Texte de l'Évangile (Mt 23,27-32): 

 

«Malheureux êtes-vous, scribes et pharisiens hypocrites, parce que vous ressemblez à des tombeaux blanchis à la chaux: à l'extérieur ils ont une belle apparence, mais l'intérieur est rempli d'ossements et de toutes sortes de choses impures. C'est ainsi que vous, à l'extérieur, pour les gens, vous avez l'apparence d'hommes justes, mais à l'intérieur vous êtes pleins d'hypocrisie et de mal. Malheureux êtes-vous, scribes et pharisiens hypocrites, parce que vous bâtissez les tombeaux des prophètes, vous décorez les sépulcres des justes, et vous dites: ‘Si nous avions vécu à l'époque de nos pères, nous n'aurions pas été leurs complices pour verser le sang des prophètes’. Ainsi vous témoignez contre vous-mêmes: vous êtes bien les fils de ceux qui ont assassiné les prophètes. Eh bien, vous, achevez donc ce que vos pères ont commencé!».

 

Application

 

Dieu désire que nous discernions tout en Sa présence et que nous restions fidèles à Son commandement d’amour et de compassion, afin d’échapper à Sa colère le jour du jugement. Comment y parvenir ? Je vous propose trois approches différentes. Premièrement, nous pouvons observer Dieu à travers les enseignements et les actions de Jésus, et utiliser ces exemples pour établir les priorités dans notre vie, telles qu’elles nous sont révélées par Jésus Lui-même. Que cette priorité soit le moteur de tout ce que nous faisons, profondément enracinée dans notre cœur.

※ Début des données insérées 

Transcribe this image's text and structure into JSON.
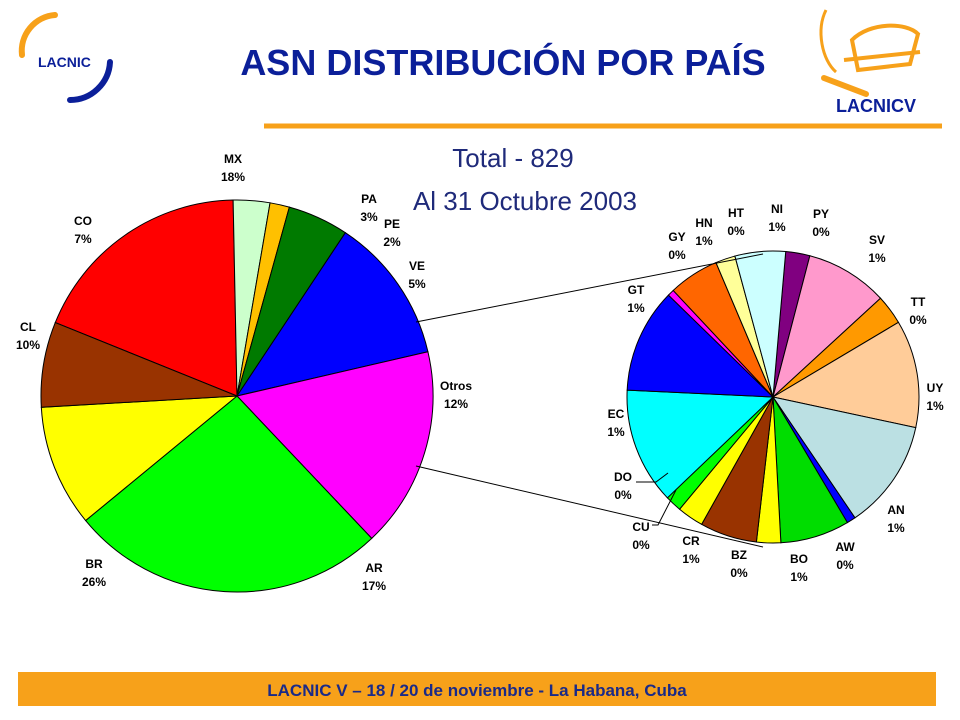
{
  "header": {
    "title": "ASN DISTRIBUCIÓN POR PAÍS",
    "logo_left": "LACNIC",
    "logo_right": "LACNICV"
  },
  "subtitle": {
    "total": "Total - 829",
    "date": "Al 31 Octubre 2003"
  },
  "footer": {
    "text": "LACNIC V – 18 / 20 de noviembre - La Habana, Cuba"
  },
  "colors": {
    "title": "#0b1f99",
    "subtitle": "#1f2a7a",
    "rule": "#f7a11a",
    "footer_bg": "#f7a11a",
    "footer_text": "#1a2a88"
  },
  "chart_data": [
    {
      "type": "pie",
      "name": "main",
      "slices": [
        {
          "label": "MX",
          "pct_label": "18%",
          "value": 18.5,
          "color": "#ff0000"
        },
        {
          "label": "PA",
          "pct_label": "3%",
          "value": 3.0,
          "color": "#ccffcc"
        },
        {
          "label": "PE",
          "pct_label": "2%",
          "value": 1.6,
          "color": "#ffc000"
        },
        {
          "label": "VE",
          "pct_label": "5%",
          "value": 5.0,
          "color": "#007a00"
        },
        {
          "label": "Otros",
          "pct_label": "12%",
          "value": 12.0,
          "color": "#0000ff"
        },
        {
          "label": "AR",
          "pct_label": "17%",
          "value": 16.5,
          "color": "#ff00ff"
        },
        {
          "label": "BR",
          "pct_label": "26%",
          "value": 26.0,
          "color": "#00ff00"
        },
        {
          "label": "CL",
          "pct_label": "10%",
          "value": 10.0,
          "color": "#ffff00"
        },
        {
          "label": "CO",
          "pct_label": "7%",
          "value": 7.0,
          "color": "#993300"
        }
      ]
    },
    {
      "type": "pie",
      "name": "otros-breakdown",
      "slices": [
        {
          "label": "PY",
          "pct_label": "0%",
          "value": 2.2,
          "color": "#800080"
        },
        {
          "label": "SV",
          "pct_label": "1%",
          "value": 7.5,
          "color": "#ff99cc"
        },
        {
          "label": "TT",
          "pct_label": "0%",
          "value": 2.7,
          "color": "#ff9900"
        },
        {
          "label": "UY",
          "pct_label": "1%",
          "value": 9.8,
          "color": "#ffcc99"
        },
        {
          "label": "AN",
          "pct_label": "1%",
          "value": 10.0,
          "color": "#bbe0e3"
        },
        {
          "label": "AW",
          "pct_label": "0%",
          "value": 0.8,
          "color": "#0000ff"
        },
        {
          "label": "BO",
          "pct_label": "1%",
          "value": 6.3,
          "color": "#00dd00"
        },
        {
          "label": "BZ",
          "pct_label": "0%",
          "value": 2.2,
          "color": "#ffff00"
        },
        {
          "label": "CR",
          "pct_label": "1%",
          "value": 5.2,
          "color": "#993300"
        },
        {
          "label": "CU",
          "pct_label": "0%",
          "value": 2.4,
          "color": "#ffff00"
        },
        {
          "label": "DO",
          "pct_label": "0%",
          "value": 1.5,
          "color": "#00ff00"
        },
        {
          "label": "EC",
          "pct_label": "1%",
          "value": 10.6,
          "color": "#00ffff"
        },
        {
          "label": "GT",
          "pct_label": "1%",
          "value": 9.5,
          "color": "#0000ff"
        },
        {
          "label": "GY",
          "pct_label": "0%",
          "value": 0.6,
          "color": "#ff00ff"
        },
        {
          "label": "HN",
          "pct_label": "1%",
          "value": 4.6,
          "color": "#ff6600"
        },
        {
          "label": "HT",
          "pct_label": "0%",
          "value": 1.8,
          "color": "#ffff99"
        },
        {
          "label": "NI",
          "pct_label": "1%",
          "value": 4.6,
          "color": "#ccffff"
        }
      ]
    }
  ]
}
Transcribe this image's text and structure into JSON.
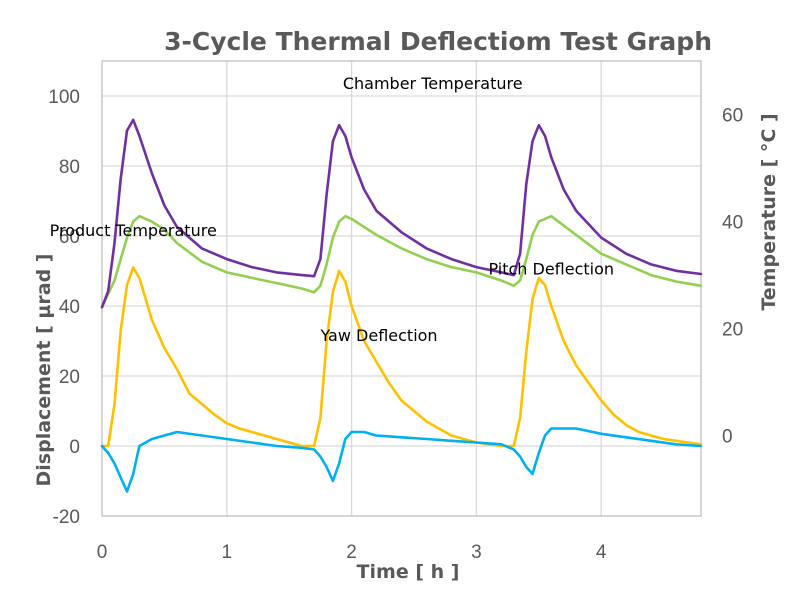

La deuxième approche consiste à observer le monde naturel, en particulier la nature humaine, à réfléchir à la manière dont les autres vivent ou ont vécu leur vie, à méditer sur les grandes figures de l’histoire du salut, et à étudier la vie des saints, passés et présents, y compris des non-chrétiens. De ces exemples, nous pouvons établir nos priorités, puis aligner notre vie en fonction de ces priorités.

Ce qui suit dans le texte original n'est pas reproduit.